Pendant près de vingt ans (1954-1973), l’association du Domaine musical s’est attachée à faire connaître la musique de l’école de Vienne. Un des tout premiers concerts au théâtre Marigny, le 10 avril 1954, révélait au public les pièces de l’opus 10 de Webern, qui durent être bissées. C’est le Domaine musical qui présente ainsi pour la première fois en France une vingtaine des œuvres de Webern, la Suite opus 25 et le Quatrième Quatuor de Schönberg, le Quatuor opus 3 et les Pièces opus 6 de Berg, ainsi que des œuvres importantes de Stravinski. Par définition et par vocation, ouverte au présent musical, l’association promeut la musique des compositeurs contemporains, qu’elle exécute et, souvent, qu’elle commande. Dès la première saison (1955), c’est la création du Livre d’orgue d’Olivier Messiaen, de Structures (Livre I) de Pierre Boulez, de Mobile d’Henri Pousseur; l’année suivante, celle de Séquence de Jean Barraqué.
Le palmarès du Domaine musical s’élève à près de deux cent cinquante œuvres nouvelles d’environ soixante-quinze jeunes compositeurs de tous les pays.
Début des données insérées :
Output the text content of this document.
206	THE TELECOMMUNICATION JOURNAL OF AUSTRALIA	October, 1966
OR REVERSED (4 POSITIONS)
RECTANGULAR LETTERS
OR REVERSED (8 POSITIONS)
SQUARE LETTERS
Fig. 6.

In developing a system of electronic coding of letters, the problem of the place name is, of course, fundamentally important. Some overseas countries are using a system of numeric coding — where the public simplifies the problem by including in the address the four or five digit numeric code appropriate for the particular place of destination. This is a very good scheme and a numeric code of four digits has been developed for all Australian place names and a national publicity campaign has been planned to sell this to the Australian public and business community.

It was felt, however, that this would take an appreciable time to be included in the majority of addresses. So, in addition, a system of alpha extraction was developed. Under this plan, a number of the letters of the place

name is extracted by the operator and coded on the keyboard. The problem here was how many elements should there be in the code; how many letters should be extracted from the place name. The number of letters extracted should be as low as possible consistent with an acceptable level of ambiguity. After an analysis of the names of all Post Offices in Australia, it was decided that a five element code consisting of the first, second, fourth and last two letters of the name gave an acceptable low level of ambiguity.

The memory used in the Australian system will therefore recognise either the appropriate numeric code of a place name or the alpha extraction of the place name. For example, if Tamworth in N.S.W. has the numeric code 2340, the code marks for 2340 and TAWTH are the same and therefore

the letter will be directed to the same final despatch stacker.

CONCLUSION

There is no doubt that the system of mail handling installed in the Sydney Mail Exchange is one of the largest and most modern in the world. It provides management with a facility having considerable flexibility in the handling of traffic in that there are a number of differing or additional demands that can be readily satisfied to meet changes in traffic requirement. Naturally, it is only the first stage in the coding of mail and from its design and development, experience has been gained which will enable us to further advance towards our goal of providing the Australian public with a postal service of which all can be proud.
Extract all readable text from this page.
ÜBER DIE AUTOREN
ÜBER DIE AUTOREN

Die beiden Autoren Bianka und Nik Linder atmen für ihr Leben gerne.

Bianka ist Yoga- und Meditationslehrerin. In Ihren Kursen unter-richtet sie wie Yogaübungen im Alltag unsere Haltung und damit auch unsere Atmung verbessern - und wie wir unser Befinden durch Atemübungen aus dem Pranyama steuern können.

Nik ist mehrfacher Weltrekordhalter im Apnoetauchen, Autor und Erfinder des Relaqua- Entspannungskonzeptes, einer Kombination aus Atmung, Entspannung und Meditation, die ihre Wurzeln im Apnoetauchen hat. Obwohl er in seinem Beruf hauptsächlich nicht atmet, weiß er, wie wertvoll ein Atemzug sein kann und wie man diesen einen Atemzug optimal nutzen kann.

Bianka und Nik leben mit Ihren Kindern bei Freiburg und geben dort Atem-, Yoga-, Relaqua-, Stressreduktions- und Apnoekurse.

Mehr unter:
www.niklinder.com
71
Parmi eux: Alsina, Arrigo, Barraqué (Au-delà du hasard , Le Temps restitué ), Bennett, Berio (Tempi concertati , Différences , Circles ), Boucourechliev (Archipels et Anarchipel ), Brown, Boulez (Le Marteau sans maître , Troisième Sonate , Éclat ), Bussotti (Passion selon Sade ), Cage, Éloy, Feldmann, Globokar, Halffter, Jolas, Kagel (Phonophonie , Match ), Ligeti, Mache, Maderna, Mefano, Nono (Polifónica , Y su sangre ), Luis de Pablo, Penderecki, Pousseur, Riley, Stockhausen (Kontrapunkte , Gesang der Junglinge , Mantra , Kontakte , Momente ), Tabachnik, Xenakis (Eonta , Aroura ), Zimmermann...
Parallèlement à l’effort en faveur du concert, l’association culturelle du Domaine musical édite dès ses débuts un bulletin international de musique contemporaine, placé sous la direction de Pierre Boulez, et projette une collection de livres sur la musique, que dirige alors Pierre Souvtchinsky (traduction et présentation des écrits de Schönberg ou de Webern).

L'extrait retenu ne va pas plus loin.